Medieval Girl said...

Faculty Advisor? Same as a Professor/Lecturer? I sometimes think my old Professor would be perfectly at home in the fourteenth or fifteenth century. His knowledge of the time is just Amazing, without meaning to show off.

Deb said...

Marcus is Bethany's faculty advisor whilst she's doing (did? She's done with all that 21st century nonsense!) her dissertation. Now, I don't have a PhD but during my time in grad school, we did internships for our Masters' degrees under a full prof who acted as faculty advisor, not as instructor. So I used that practice for Bethany and Marc.

My faculty advisor was brilliant, and I couldn't have gotten that sheepskin without him.

Medieval Girl said...

Oh, it must be done differently with history degrees in the UK. I had a different Suervivor for my Dissertations but the Prof in question was also Head of Department as well.
Most of his students and former students are sort of in awe of him, and he's really helped me out.

On a slightly different subject, I did not entirely agree with something in 'Seasons in the Mist' (I read the old Kindle Edition a few years ago), which was Bethany thinking she would be accused of witcraft for having surgical scars. Medieval Surgery was not that awful!
There is actually an account written by a surgeon on how be performed a succesful operation to remove an arrowhead from the face of Prince Henry of Monmouth, the young man who would grow up to become King Henry V of England.
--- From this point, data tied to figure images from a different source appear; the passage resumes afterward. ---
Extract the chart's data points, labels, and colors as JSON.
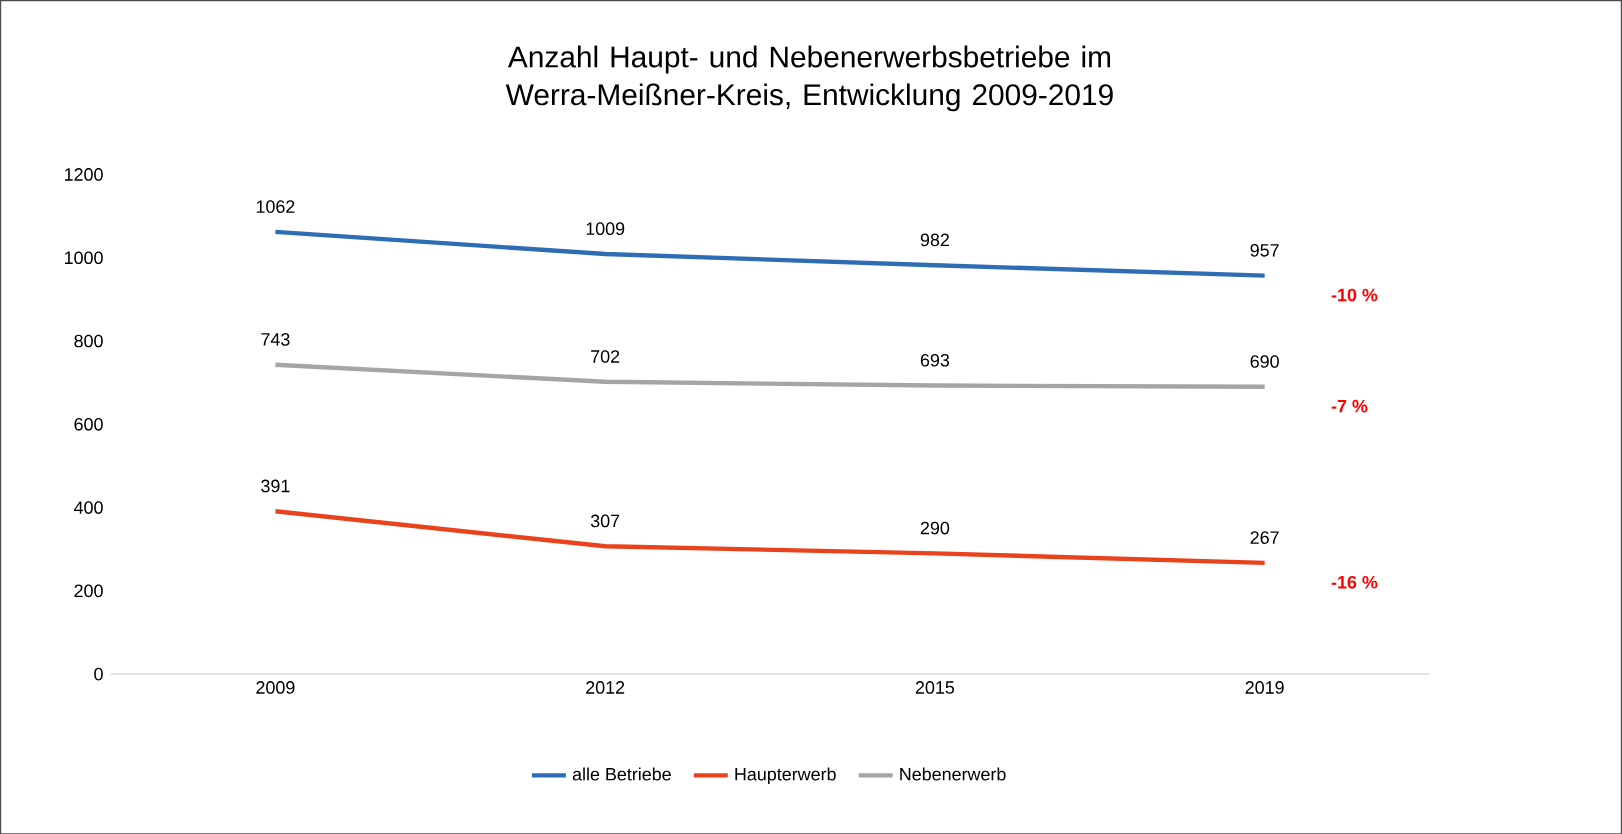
{
  "chart_data": {
    "type": "line",
    "title": "Anzahl Haupt- und Nebenerwerbsbetriebe im Werra-Meißner-Kreis, Entwicklung 2009-2019",
    "categories": [
      "2009",
      "2012",
      "2015",
      "2019"
    ],
    "series": [
      {
        "name": "alle Betriebe",
        "color": "#2e6db4",
        "values": [
          1062,
          1009,
          982,
          957
        ]
      },
      {
        "name": "Haupterwerb",
        "color": "#e8431c",
        "values": [
          391,
          307,
          290,
          267
        ]
      },
      {
        "name": "Nebenerwerb",
        "color": "#a5a5a5",
        "values": [
          743,
          702,
          693,
          690
        ]
      }
    ],
    "ylim": [
      0,
      1200
    ],
    "yticks": [
      0,
      200,
      400,
      600,
      800,
      1000,
      1200
    ],
    "data_labels": true,
    "legend": "bottom",
    "marker": "none",
    "line_style": "solid",
    "annotations": [
      "-10 %",
      "-16 %",
      "-7 %"
    ]
  }
}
We know he survived because he won the Battle of Agincourt 12 years later.

https://mattlewisauthor.wordpress.com/2014/05/21/the-scar-of-henry-v/
https://www.youtube.com/watch?v=C8Nef1siUus


That operation would have left him with a prominent scar on his face- but it was not the first or only such operation. Its macabre, but archeologists have found evidence of very serious injuries that had healed on Medieval skeletons- so there must have been a fair few people with surgical scars.
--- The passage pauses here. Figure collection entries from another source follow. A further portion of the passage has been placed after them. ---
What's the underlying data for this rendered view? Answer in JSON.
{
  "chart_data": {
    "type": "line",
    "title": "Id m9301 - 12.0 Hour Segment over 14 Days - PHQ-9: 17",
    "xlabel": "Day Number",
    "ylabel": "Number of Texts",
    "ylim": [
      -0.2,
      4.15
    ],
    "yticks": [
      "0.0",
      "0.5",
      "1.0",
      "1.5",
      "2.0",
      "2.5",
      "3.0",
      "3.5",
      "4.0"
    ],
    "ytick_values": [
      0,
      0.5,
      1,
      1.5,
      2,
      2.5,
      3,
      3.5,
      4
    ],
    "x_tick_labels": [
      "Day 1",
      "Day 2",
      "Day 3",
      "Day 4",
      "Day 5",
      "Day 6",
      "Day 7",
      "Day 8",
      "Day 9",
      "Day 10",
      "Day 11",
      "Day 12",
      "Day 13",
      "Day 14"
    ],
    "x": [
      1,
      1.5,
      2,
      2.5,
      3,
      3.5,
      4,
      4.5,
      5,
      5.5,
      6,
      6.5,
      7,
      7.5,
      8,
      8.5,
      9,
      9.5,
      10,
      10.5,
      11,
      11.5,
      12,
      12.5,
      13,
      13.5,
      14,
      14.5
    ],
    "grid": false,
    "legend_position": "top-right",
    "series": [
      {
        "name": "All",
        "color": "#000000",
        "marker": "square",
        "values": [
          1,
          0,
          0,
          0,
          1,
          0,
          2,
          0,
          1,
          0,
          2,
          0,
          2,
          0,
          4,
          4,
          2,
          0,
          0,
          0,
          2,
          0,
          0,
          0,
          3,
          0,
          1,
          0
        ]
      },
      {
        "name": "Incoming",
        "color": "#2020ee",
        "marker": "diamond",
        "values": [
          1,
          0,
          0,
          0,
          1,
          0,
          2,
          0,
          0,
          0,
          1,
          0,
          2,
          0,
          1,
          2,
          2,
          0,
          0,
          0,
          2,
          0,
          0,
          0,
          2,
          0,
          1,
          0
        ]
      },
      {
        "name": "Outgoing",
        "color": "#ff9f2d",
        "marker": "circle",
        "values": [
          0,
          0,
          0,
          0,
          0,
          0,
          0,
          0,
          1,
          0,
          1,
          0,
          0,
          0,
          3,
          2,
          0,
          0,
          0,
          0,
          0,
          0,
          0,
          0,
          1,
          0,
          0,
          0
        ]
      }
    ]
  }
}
I think Professional surgeons- the ones who could and did treat wounds successfully, have a bad reputation because people confuse them with untrained barber surgeons.

Deb said...

Yes, that's true. But the Prince would've had the best available at the time. It's true that medieval medicine was more skilled in many areas than many in modern times give it credit for. But intra-abdominal surgery was dicey then, the treatment of battle wounds perhaps less so (lots of experience!).

It's amazing to me as a writer what small "details" you can research till you're blue in the face and still get wrong. On MIST's original edit in 2009, I had a relatively long-term dispute with my publisher over what language the upper classes in the 1350s England would speak. She challenged me to prove my conclusion; when I went to research to support it, I found about 50% of the scholarship asserted the aristos spoke French, and about 50% insisting they'd converted fully to speaking English by that time. So I wrote an author's note explaining my stance and my pub was fine with it.

No matter how deep you dig, there are omissions and inconsistencies everywhere. I chose to have Bethany fearful about her scar because I figured she might not know that it would've been fine, had the contemps actually seen it.

Medieval Girl said...

So true. To be honest, Medieval England is hard because we did some things differently, and because there are more surviving records then there are for a lot of other European states. Also, people seem to be examining the records or certain aspect of history more and discovering new insights about a time that was just previously dismissed as dark and ignorant. I know that the medical profession is starting to take some old herbal remedies more seriously.

As to the langauge, I was of the view that many Medieval English arisocrats would have been at least bilingual and comfortable with English and French, and probably knew some Latin as well.